What part can AI and ML play in the automation of the network? We asked a panel of experts for their thoughts on the future of smart connectivity.
AI and ML might just be the most two frequently bandied about buzzwords in technology. So believes Scott Raynovich, Principal Analyst and Founder, Futuriom. That’s not to say he doesn’t see them as important terms – just slightly overused in sometimes inappropriate contexts. One thing he is sure of, AI and ML have a central role to play in advancing network automation.

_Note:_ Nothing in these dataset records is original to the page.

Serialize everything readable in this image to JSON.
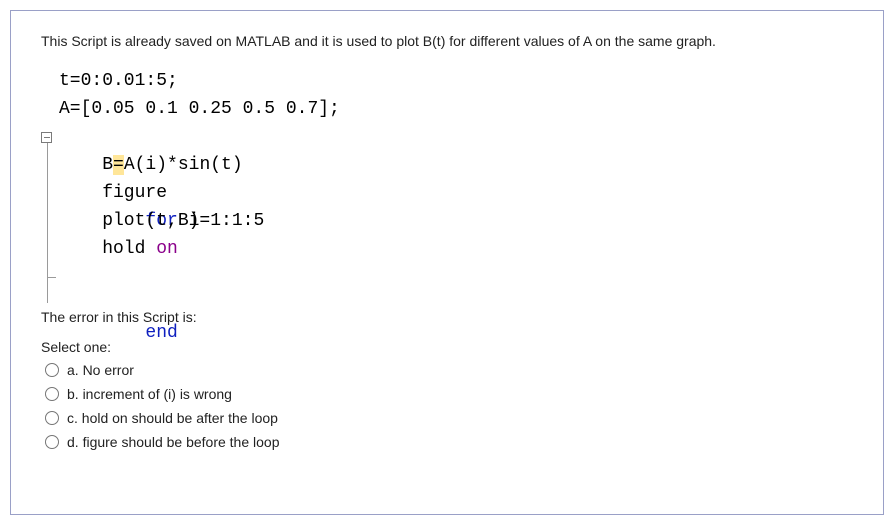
{
  "intro": "This Script is already saved on MATLAB and it is used to plot B(t) for different values of A on the same graph.",
  "code": {
    "l1": "t=0:0.01:5;",
    "l2": "A=[0.05 0.1 0.25 0.5 0.7];",
    "l3_kw": "for",
    "l3_rest": " i=1:1:5",
    "l4_a": "    B",
    "l4_eq": "=",
    "l4_b": "A(i)*sin(t)",
    "l5": "    figure",
    "l6": "    plot(t,B)",
    "l7a": "    hold ",
    "l7b": "on",
    "l8": "end"
  },
  "prompt": "The error in this Script is:",
  "select_one": "Select one:",
  "options": [
    {
      "key": "a",
      "label": "a. No error"
    },
    {
      "key": "b",
      "label": "b. increment of (i) is wrong"
    },
    {
      "key": "c",
      "label": "c. hold on should be after the loop"
    },
    {
      "key": "d",
      "label": "d. figure should be before the loop"
    }
  ]
}
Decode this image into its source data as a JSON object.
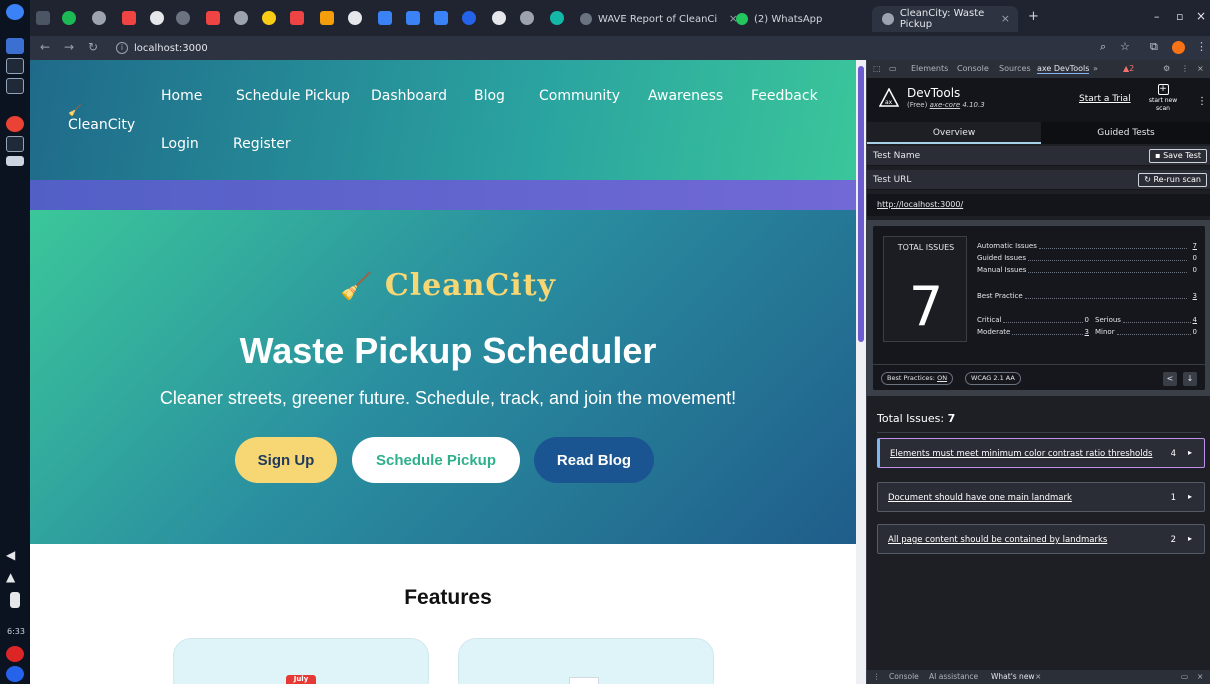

“With ML, you can spot patterns and then automatically protect networks, as well as respond to network events, letting networks correct themselves without human intervention,” he says. “AI and ML can be trained to learn about specific patterns or faults that might occur, and then make automated decisions about that. There is also intent-based networking where we are programming the network to have an intent-based response. This might, for example, help a video application which must always have a certain amount of latency so that we can see each other.”
Raynovich sees the worlds of data centre networking, public cloud and telco cloud starting to become more intertwined: “We’ve seen announcements where some big players such as VMware and Microsoft are demonstrating cloud platforms for telcos that can run anywhere, in a private cloud or a public cloud. Of course there are automation challenges in all these areas where budgets are finite, deployments are ramping fast, and bandwidth is surging. Many of the services are dynamic. People are going to a website, they’re turning a service on and the networks have to be provisioned. We need a certain amount of automated response here. And it’s going to get even crazier as we add 5G. Millions of devices are going to be connected, phones, cameras, edge compute nodes, all sorts of things so the only way to handle 5G is to automate it.”
Figure one: Network automation and hybrid cloud
In August, Futuriom surveyed a mix of cloud and telecom network operators. “We asked them if they thought network automation will be crucial to supporting multi cloud and hybrid cloud operations,” says Raynovich. “It turned out 93% don’t believe they’re going to be able to roll out these services unless they have automation. They can’t possibly manually configure those services.””
Figure two: The role of automation in launching 5G networks
“With 5G, we asked if automation is crucial to successfully launch it,” he added. “An overwhelming 95.6% said yes. They can’t possibly connect so many things and manage them and secure them without the aid of some sort of automation.”
A panel of industry experts was convened in order to ask them why network automation is important to them.
“The easy answer is that people want automation because it drives down their opex and their costs go down,” points out David Iles, Head of Ethernet Switch Technology with NVIDIA. “Plus it’s the only way that some of these large data centre operators can scale, and keep up with demand. There’s also a need to be able to shift resources from public to private and back and forth in an automated fashion. Automation can deliver subtle change, not just measurable in dollars and cents.”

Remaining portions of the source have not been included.